Spain yields hit 7 percent as rating cut to brink of junk

18 Jun, 2012

Spanish government bond yields hit a euro-era high above 7 percent on Thursday after Moody's cut the country's credit rating to one notch above "junk", pushing its borrowing costs ever higher and raising the prospect of a full-scale bailout.
Moody's slashed Spain three notches to Baa3, its lowest investment grade rating, and said it could cut the rating again within three months. It said the newly approved euro zone plan to help Spanish banks would increase the country's debt burden.
Yields on Spain's 10-year bonds rose as much as 25 basis points to 7.02 percent, a financing level seen as unsustainable in the long term. Shorter-dated paper was also under pressure, with two-year yields rising a similar amount to around 5.20 percent.
"The ratings cut is more bad news for Spain and it increases the chance of a full bailout," a trader said. Euro zone finance ministers agreed on Saturday to lend Spain up to 100 billion euros ($126 billion) to shore up its banks, a move that did little to reassure markets.

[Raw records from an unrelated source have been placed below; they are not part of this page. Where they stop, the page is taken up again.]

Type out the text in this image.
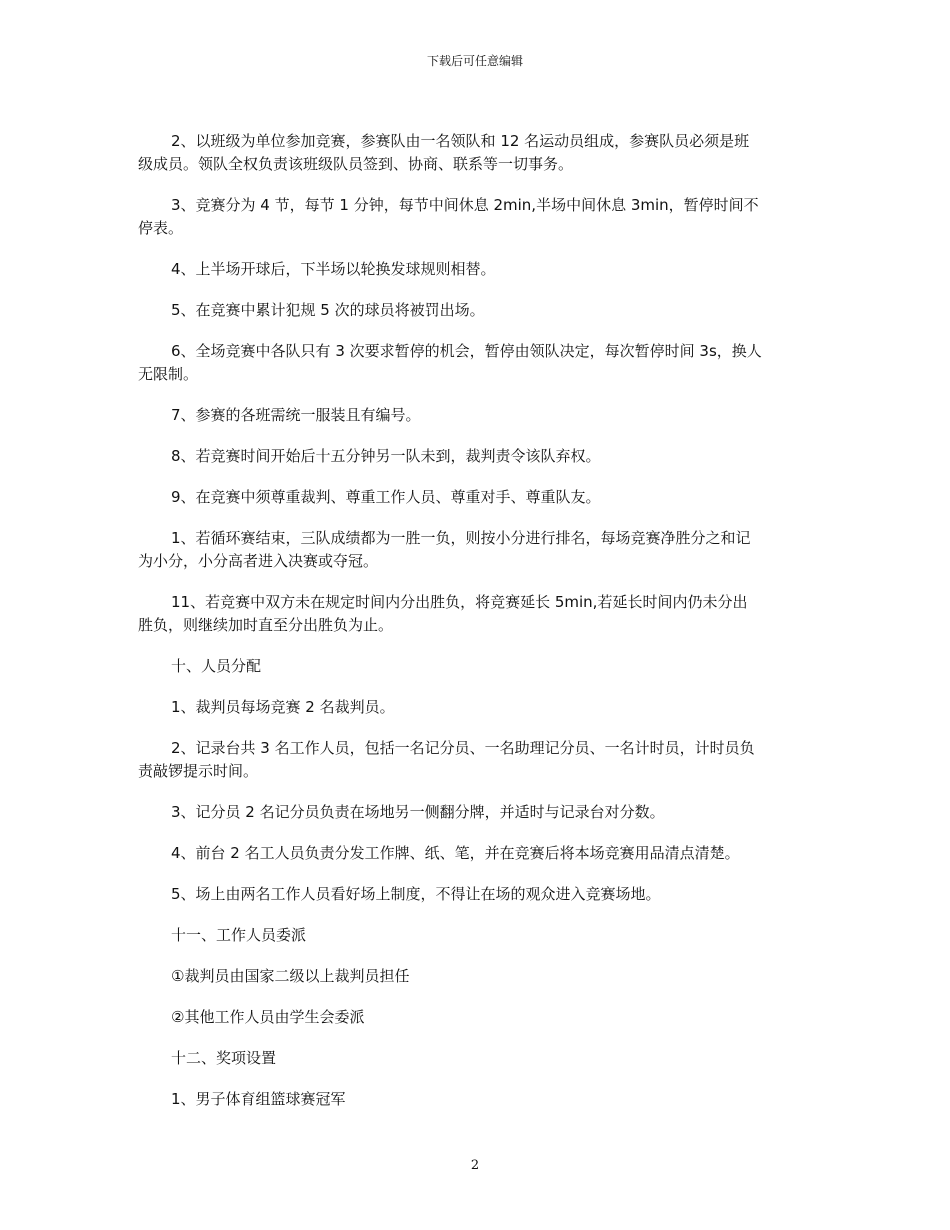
下载后可任意编辑
2、以班级为单位参加竞赛，参赛队由一名领队和 12 名运动员组成，参赛队员必须是班
级成员。领队全权负责该班级队员签到、协商、联系等一切事务。
3、竞赛分为 4 节，每节 1 分钟，每节中间休息 2min,半场中间休息 3min，暂停时间不
停表。
4、上半场开球后，下半场以轮换发球规则相替。
5、在竞赛中累计犯规 5 次的球员将被罚出场。
6、全场竞赛中各队只有 3 次要求暂停的机会，暂停由领队决定，每次暂停时间 3s，换人
无限制。
7、参赛的各班需统一服装且有编号。
8、若竞赛时间开始后十五分钟另一队未到，裁判责令该队弃权。
9、在竞赛中须尊重裁判、尊重工作人员、尊重对手、尊重队友。
1、若循环赛结束，三队成绩都为一胜一负，则按小分进行排名，每场竞赛净胜分之和记
为小分，小分高者进入决赛或夺冠。
11、若竞赛中双方未在规定时间内分出胜负，将竞赛延长 5min,若延长时间内仍未分出
胜负，则继续加时直至分出胜负为止。
十、人员分配
1、裁判员每场竞赛 2 名裁判员。
2、记录台共 3 名工作人员，包括一名记分员、一名助理记分员、一名计时员，计时员负
责敲锣提示时间。
3、记分员 2 名记分员负责在场地另一侧翻分牌，并适时与记录台对分数。
4、前台 2 名工人员负责分发工作牌、纸、笔，并在竞赛后将本场竞赛用品清点清楚。
5、场上由两名工作人员看好场上制度，不得让在场的观众进入竞赛场地。
十一、工作人员委派
①裁判员由国家二级以上裁判员担任
②其他工作人员由学生会委派
十二、奖项设置
1、男子体育组篮球赛冠军
2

If Spain were cut to junk, some index-tracking investors would be forced to sell its bonds, adding to the upward pressure on yields and pushing funding costs higher still. Greece, Ireland and Portugal were quickly forced to ask for bailouts after yields on their bonds rose above 7 percent.
"Spain is teetering on the edge of investment grade status and the risk in the near term is that investors begin to trade the risk they are cut to speculative grade," said ING's head of investment grade strategy, Padhraic Garvey.
"And if they do get cut further, then you'll get another wave of selling."
Spanish banks were large buyers of their sovereign's debt earlier this year, absorbing bonds sold by international investors. But with the banks under increasing pressure it is unclear how much capacity they have to shore up the government in the future.
"If there's no reaction from Europe, it's a likely path (that yields will continue to rise)," said Peter Schaffrik, head of European rates strategy at RBC Capital Markets. "One of the only things we see that can change the situation on a lasting basis is some form of debt mutualisation, which the Germans are reluctant to do." Spain is due to borrow in the bond market next Thursday. Details of the bonds to be sold will be announced on Friday.